Ya no tendré más hijos, no volveré a sentir el calor de un bebé propio contra mi pecho, la ligera repugnancia al cambiar un pañal y la satisfacción (tan banal, tan completa) una vez el niño está limpio, tranquilo y reluciente. Ni la identificación, ni el reconocimiento, ni el afán de protección. Tres kilos y medio de peso ya no significarán nada para mí. No volveré a creer que algo milagroso ha sucedido y que lo tengo entre los brazos. No habrá más ropa diminuta que lavar, ni cuna de mimbre con cortinas de encaje agitadas por la brisa, ni biberones apilados como torres en el fregadero, ni mantas espumosas de color rosa más pequeñas que mis chales.

Paso por delante de la sección de pañales del supermercado sin detenerme, mirándolos de reojo e intentando recordar la época en que ir a comprarlos era parte de nuestra vida cotidiana y quedarse sin ninguno un drama terrible, tan grave como quedarse sin tabaco unos años antes, cuando nos encantaba fumar y en casa siempre había café, cigarrillos y vino, los elementos clave, pensábamos entonces, de una vida de adultos apenas iniciada.

Y cuando alguna vez, al ir acompañada de mis hijos, tengo el valor de detenerme (los hijos te hacen más valiente y más cobarde, más generoso y más mezquino, más mortal y más inmortal; ser padre es un estado exacerbado), me parece increíble que en un pasado no tan lejano comprase pañales, los escogiese con cuidado y sintiese un orgullo secreto cuando mis hijos pasaban a la talla superior. Entonces Noé y Héctor me miran, sorprendidos, risueños o ligeramente ofendidos según el día y me dicen: “Pero, mamá, ¿qué haces?”. “Venga, vamos a comprar cereales”.

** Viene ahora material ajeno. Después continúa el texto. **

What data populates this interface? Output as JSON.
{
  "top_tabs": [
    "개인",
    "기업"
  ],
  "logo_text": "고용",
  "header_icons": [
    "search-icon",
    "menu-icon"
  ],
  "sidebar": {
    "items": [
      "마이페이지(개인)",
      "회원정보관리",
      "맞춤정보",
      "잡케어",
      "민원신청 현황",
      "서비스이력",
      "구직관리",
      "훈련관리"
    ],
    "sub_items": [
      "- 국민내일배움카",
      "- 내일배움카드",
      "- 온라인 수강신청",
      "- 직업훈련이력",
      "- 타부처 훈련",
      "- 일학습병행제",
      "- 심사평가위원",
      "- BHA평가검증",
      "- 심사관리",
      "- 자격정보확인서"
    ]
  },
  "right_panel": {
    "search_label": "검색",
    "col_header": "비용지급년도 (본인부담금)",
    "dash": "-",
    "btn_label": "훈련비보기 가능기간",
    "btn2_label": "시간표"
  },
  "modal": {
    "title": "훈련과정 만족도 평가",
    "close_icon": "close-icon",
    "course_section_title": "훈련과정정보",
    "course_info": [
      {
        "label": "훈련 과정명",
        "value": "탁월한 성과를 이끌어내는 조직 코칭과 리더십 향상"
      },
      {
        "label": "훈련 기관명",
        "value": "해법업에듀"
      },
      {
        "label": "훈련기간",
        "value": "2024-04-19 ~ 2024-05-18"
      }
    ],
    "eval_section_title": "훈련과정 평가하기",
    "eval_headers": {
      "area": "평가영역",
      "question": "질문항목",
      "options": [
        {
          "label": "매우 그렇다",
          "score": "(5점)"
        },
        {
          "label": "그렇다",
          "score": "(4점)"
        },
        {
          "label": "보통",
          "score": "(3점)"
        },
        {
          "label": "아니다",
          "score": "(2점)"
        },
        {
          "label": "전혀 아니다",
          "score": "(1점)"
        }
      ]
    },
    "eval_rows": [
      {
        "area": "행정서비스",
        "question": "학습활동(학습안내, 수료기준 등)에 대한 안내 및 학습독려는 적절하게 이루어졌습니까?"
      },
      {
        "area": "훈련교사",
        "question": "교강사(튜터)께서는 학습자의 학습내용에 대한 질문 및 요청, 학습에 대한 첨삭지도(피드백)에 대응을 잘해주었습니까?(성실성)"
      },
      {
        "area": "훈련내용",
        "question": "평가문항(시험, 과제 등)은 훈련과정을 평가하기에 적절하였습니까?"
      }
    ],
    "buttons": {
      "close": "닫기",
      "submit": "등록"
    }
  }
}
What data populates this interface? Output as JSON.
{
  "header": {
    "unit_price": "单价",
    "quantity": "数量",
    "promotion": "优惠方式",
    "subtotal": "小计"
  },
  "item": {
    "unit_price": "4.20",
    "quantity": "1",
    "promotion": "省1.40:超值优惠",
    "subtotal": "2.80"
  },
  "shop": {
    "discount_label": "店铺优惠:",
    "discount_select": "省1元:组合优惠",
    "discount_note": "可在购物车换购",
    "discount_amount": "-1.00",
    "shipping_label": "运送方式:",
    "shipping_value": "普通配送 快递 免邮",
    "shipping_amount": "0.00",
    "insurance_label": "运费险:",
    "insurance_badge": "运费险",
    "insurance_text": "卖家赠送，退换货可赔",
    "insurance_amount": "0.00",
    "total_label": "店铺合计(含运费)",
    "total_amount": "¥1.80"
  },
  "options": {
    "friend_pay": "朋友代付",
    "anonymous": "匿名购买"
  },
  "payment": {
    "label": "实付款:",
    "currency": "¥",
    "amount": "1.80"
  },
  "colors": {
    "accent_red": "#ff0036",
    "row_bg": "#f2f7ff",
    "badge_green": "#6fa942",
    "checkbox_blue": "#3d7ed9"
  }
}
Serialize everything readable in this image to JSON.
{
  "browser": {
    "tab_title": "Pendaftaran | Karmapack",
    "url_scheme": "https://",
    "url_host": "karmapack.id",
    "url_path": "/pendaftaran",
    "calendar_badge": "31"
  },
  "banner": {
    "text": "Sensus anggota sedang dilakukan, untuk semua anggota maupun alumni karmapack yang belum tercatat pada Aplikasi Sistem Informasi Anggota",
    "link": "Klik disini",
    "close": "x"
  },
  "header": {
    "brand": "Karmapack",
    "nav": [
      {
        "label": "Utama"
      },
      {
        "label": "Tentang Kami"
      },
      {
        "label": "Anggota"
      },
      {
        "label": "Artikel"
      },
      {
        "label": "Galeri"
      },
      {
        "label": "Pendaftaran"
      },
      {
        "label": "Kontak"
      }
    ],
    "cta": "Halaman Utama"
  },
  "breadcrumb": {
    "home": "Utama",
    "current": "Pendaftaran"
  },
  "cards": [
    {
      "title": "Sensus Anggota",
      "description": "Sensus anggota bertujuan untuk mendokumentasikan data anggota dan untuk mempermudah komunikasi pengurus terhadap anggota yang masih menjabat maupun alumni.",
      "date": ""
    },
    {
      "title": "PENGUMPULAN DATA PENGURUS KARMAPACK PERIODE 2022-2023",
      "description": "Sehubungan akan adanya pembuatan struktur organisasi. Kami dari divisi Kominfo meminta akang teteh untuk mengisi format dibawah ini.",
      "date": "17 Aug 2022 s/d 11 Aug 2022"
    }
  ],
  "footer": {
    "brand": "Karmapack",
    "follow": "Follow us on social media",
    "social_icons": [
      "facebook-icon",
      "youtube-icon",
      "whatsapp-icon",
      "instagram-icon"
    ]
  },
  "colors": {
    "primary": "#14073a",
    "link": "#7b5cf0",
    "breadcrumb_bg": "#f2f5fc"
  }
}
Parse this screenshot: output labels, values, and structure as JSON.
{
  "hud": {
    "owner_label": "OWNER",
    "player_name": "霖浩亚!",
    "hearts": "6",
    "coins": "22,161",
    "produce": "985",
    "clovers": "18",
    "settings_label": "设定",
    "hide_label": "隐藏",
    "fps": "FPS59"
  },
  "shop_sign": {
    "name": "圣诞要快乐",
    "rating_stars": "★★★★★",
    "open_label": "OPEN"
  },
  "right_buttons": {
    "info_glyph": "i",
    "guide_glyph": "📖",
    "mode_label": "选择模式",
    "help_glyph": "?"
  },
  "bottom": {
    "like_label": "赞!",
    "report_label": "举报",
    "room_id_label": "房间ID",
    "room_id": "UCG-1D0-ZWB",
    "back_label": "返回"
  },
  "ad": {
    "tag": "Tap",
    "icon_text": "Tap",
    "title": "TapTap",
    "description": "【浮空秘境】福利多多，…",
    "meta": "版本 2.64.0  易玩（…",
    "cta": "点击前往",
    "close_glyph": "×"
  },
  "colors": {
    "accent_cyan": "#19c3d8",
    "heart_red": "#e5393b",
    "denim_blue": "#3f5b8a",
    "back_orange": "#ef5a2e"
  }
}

Ya no sé coger en brazos a un recién nacido –queda un hueco en mi cuerpo, el recuerdo de un gesto y de una postura específica, un rastro lejano y desvaído, no muy distinto al que han dejado algunos hombres, ningún cuerpo pasa de forma significativa por otro sin dejar una marca, todos los cuerpos están llenos de huellas, no quedará ni un centímetro libre- y, aunque dedicase el resto de mi vida a vagar por el mundo acunando bebés, no serían ni Héctor ni Noé, y tampoco sería yo.

No volveré a recorrer las calles como si el mundo fuese mío, como si estuviese a mis pies y yo a los suyos, como si fuese a poblarlo de criaturas maravillosas, como los dioses y los jóvenes, refundándolo a cada minuto, dejando un reguero de flores y de deseo en su camino. Ya no voy por el mundo, o casi nunca, susurrando al oído de quien quiera escucharlo: “Ven, te voy a hacer feliz”. Ayer vi a una chica cruzando la calle, llevaba unas bermudas vaqueras medio caídas, botas militares bajas y una camiseta de manga corta sin sujetador. Algo le daba igual, todo le daba igual, su vida pesaba un gramo, la llevaba en el bolsillo trasero del pantalón, junto al mechero. Ya no dividiré las aguas como Moisés. Ya no volveré a ser un animal salvaje paseando por la selva. Tampoco iré a Londres con mi madre, no volveré a conocer a Grego y a Enric.

Me quedan los viajes con mis hijos y la lectura. En los libros, la salvación completa todavía es posible, como cuando mi madre vivía; fuera, no; en la escritura, no. Acabo de dejar a un hombre del que estoy enamorada y tengo ciento cincuenta años. 

Este texto abre el volumen Ensayo general de Milena Busquets, la autora de También esto pasará, que acaba de publicar Anagrama. Un mosaico de textos breves, una suerte de balance de vida, vínculos, lecturas y escritura.